Fast-math fold: x / (y * sqrt(z)) -> x * (rsqrt(z) / y)
The motivation is to recognize code such as this from /llvm/projects/test-suite/SingleSource/Benchmarks/BenchmarkGame/n-body.c:
float distance = sqrt(dx * dx + dy * dy + dz * dz);
float mag = dt / (distance * distance * distance);
Without this patch, we don't match the sqrt as a reciprocal sqrt, so for PPC the new testcase in this patch produces:
addis 3, 2, .LCPI4_2@toc@ha
lfs 4, .LCPI4_2@toc@l(3)
addis 3, 2, .LCPI4_1@toc@ha
lfs 0, .LCPI4_1@toc@l(3)
fcmpu 0, 1, 4
beq 0, .LBB4_2
# BB#1:
frsqrtes 4, 1
addis 3, 2, .LCPI4_0@toc@ha
lfs 5, .LCPI4_0@toc@l(3)
fnmsubs 13, 1, 5, 1
fmuls 6, 4, 4
fmadds 1, 13, 6, 5
fmuls 1, 4, 1
fres 4, 1 <--- reciprocal of reciprocal square root
fnmsubs 1, 1, 4, 0
fmadds 4, 4, 1, 4
.LBB4_2:
fmuls 1, 4, 2
fres 2, 1
fnmsubs 0, 1, 2, 0
fmadds 0, 2, 0, 2
fmuls 1, 3, 0
blr
After the patch, this simplifies to:
frsqrtes 0, 1
addis 3, 2, .LCPI4_1@toc@ha
fres 5, 2
lfs 4, .LCPI4_1@toc@l(3)
addis 3, 2, .LCPI4_0@toc@ha
lfs 7, .LCPI4_0@toc@l(3)
fnmsubs 13, 1, 4, 1
fmuls 6, 0, 0
fnmsubs 2, 2, 5, 7
fmadds 1, 13, 6, 4
fmadds 2, 5, 2, 5
fmuls 0, 0, 1
fmuls 0, 0, 2
fmuls 1, 3, 0
blr
Differential Revision: http://reviews.llvm.org/D5628
llvm-svn: 219139
diff --git a/llvm/lib/CodeGen/SelectionDAG/DAGCombiner.cpp b/llvm/lib/CodeGen/SelectionDAG/DAGCombiner.cpp
index d8d3380..f98ef96 100644
--- a/llvm/lib/CodeGen/SelectionDAG/DAGCombiner.cpp
+++ b/llvm/lib/CodeGen/SelectionDAG/DAGCombiner.cpp
@@ -7036,6 +7036,28 @@
AddToWorklist(RV.getNode());
return DAG.getNode(ISD::FMUL, DL, VT, N0, RV);
}
+ } else if (N1.getOpcode() == ISD::FMUL) {
+ // Look through an FMUL. Even though this won't remove the FDIV directly,
+ // it's still worthwhile to get rid of the FSQRT if possible.
+ SDValue SqrtOp;
+ SDValue OtherOp;
+ if (N1.getOperand(0).getOpcode() == ISD::FSQRT) {
+ SqrtOp = N1.getOperand(0);
+ OtherOp = N1.getOperand(1);
+ } else if (N1.getOperand(1).getOpcode() == ISD::FSQRT) {
+ SqrtOp = N1.getOperand(1);
+ OtherOp = N1.getOperand(0);
+ }
+ if (SqrtOp.getNode()) {
+ // We found a FSQRT, so try to make this fold:
+ // x / (y * sqrt(z)) -> x * (rsqrt(z) / y)
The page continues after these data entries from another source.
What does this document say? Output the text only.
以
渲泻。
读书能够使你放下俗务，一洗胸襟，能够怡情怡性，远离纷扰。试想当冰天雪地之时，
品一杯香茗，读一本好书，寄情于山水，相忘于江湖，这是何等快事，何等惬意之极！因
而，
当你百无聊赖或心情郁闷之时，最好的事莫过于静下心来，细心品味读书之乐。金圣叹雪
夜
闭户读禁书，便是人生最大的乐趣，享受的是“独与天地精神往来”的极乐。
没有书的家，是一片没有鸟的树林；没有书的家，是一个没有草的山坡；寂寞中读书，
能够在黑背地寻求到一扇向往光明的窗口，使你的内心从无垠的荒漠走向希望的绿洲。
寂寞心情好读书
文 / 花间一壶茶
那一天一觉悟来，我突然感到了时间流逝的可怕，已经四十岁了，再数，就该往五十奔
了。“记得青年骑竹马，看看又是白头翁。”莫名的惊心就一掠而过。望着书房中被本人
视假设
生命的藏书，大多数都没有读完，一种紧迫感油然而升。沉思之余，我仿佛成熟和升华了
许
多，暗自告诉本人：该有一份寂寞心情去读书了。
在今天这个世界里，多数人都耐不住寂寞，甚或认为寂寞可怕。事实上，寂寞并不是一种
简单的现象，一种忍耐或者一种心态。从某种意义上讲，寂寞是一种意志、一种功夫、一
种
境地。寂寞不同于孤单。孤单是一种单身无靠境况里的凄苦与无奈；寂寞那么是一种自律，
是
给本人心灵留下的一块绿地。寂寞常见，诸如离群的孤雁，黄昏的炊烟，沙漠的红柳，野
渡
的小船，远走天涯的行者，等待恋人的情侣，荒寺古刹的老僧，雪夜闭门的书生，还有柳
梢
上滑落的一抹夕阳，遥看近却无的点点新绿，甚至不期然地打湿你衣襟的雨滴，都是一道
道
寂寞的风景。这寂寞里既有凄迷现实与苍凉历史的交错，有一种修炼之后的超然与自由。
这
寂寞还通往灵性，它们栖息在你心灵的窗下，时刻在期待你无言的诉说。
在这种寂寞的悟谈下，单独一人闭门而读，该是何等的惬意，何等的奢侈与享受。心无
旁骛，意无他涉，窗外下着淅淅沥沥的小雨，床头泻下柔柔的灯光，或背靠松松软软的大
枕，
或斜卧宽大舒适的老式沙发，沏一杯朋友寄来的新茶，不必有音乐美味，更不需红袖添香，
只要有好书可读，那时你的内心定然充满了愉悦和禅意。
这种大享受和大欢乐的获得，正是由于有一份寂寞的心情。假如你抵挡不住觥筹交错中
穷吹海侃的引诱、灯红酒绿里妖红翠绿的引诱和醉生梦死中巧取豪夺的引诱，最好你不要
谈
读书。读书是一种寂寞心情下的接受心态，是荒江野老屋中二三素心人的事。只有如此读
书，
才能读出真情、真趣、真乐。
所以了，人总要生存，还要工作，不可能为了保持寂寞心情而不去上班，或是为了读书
+ if (SDValue RV = BuildRsqrtEstimate(SqrtOp.getOperand(0))) {
+ AddToWorklist(RV.getNode());
+ RV = DAG.getNode(ISD::FDIV, SDLoc(N1), VT, RV, OtherOp);
+ AddToWorklist(RV.getNode());
+ return DAG.getNode(ISD::FMUL, DL, VT, N0, RV);
+ }
+ }
}
// Fold into a reciprocal estimate and multiply instead of a real divide.